Did you know that you can take a loan from your 401(k) retirement account? If so, do you know all the implications of taking such a loan?
Either way, it’s important to briefly examine some things you should be aware of before taking a loan from your retirement account.
First things first – the fact that you even have a workplace savings accounts is a great place to find yourself. It’s one of the best and most effective ways to save for your future. While your future may be looking bright financially, sometimes you have the need to borrow some money in the present. But is this a good idea?

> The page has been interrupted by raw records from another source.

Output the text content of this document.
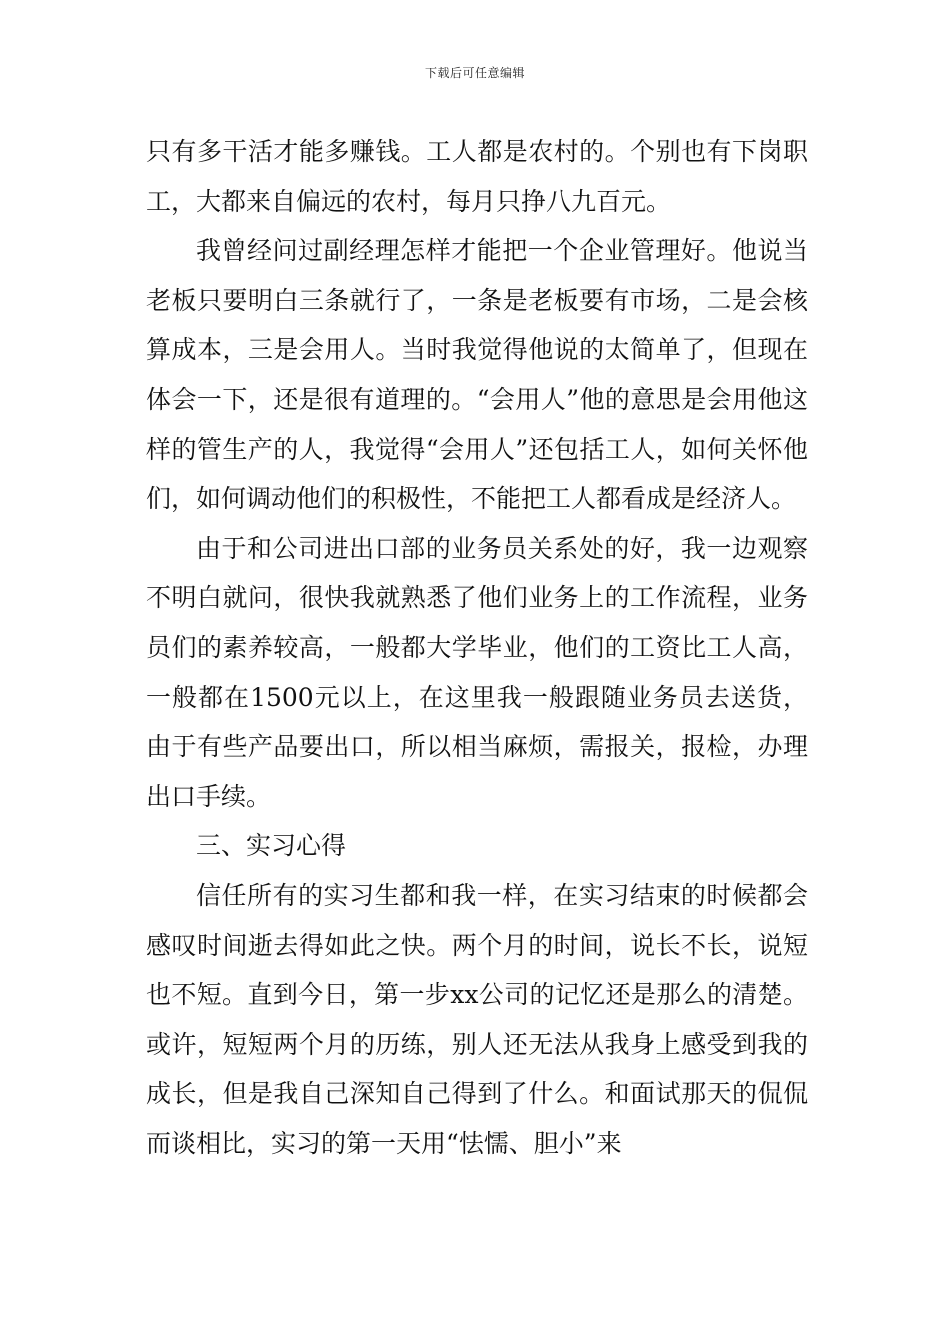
下载后可任意编辑

只有多干活才能多赚钱。工人都是农村的。个别也有下岗职工，大都来自偏远的农村，每月只挣八九百元。

我曾经问过副经理怎样才能把一个企业管理好。他说当老板只要明白三条就行了，一条是老板要有市场，二是会核算成本，三是会用人。当时我觉得他说的太简单了，但现在体会一下，还是很有道理的。“会用人”他的意思是会用他这样的管生产的人，我觉得“会用人”还包括工人，如何关怀他们，如何调动他们的积极性，不能把工人都看成是经济人。

由于和公司进出口部的业务员关系处的好，我一边观察不明白就问，很快我就熟悉了他们业务上的工作流程，业务员们的素养较高，一般都大学毕业，他们的工资比工人高，一般都在1500元以上，在这里我一般跟随业务员去送货，由于有些产品要出口，所以相当麻烦，需报关，报检，办理出口手续。

三、实习心得

信任所有的实习生都和我一样，在实习结束的时候都会感叹时间逝去得如此之快。两个月的时间，说长不长，说短也不短。直到今日，第一步xx公司的记忆还是那么的清楚。或许，短短两个月的历练，别人还无法从我身上感受到我的成长，但是我自己深知自己得到了什么。和面试那天的侃侃而谈相比，实习的第一天用“怯懦、胆小”来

Here are three things to examine:
- It’s Not Free Money, It’s a Loan – Taking money from your retirement plan is a loan, which means it must be repaid. This means you will have to add into your budget a recurring monthly expense until the loan is paid off. Be sure that your new monthly loan payments don’t take from the amount you are saving for retirement. Also, make sure you borrow only what’s necessary and pay it back as soon as possible.
- Money You Borrow Can No Longer Work for You – No matter how short the time, money taken out of your retirement account on loan isn’t collecting interest or dividends; it has no potential to benefit from a rising market. Forfeiting any potential compound interest down the road makes the impact of this loan greater than you might have anticipated.
- You’re On the Hook Even if You Leave Your Job – In the event you leave your current job, the loan goes with you and you must continue to make your monthly payments. If you don’t have the funds to pay it back, you can default on the loan and even possibly face a 10% penalty if you are under the age of 59 1/2 and owe income tax on the outstanding balance.
Bottom line, be sure you examine all alternative options before borrowing against your 401(k). In some cases it can be a lifeline, but there are often other cheaper options to consider before going this route.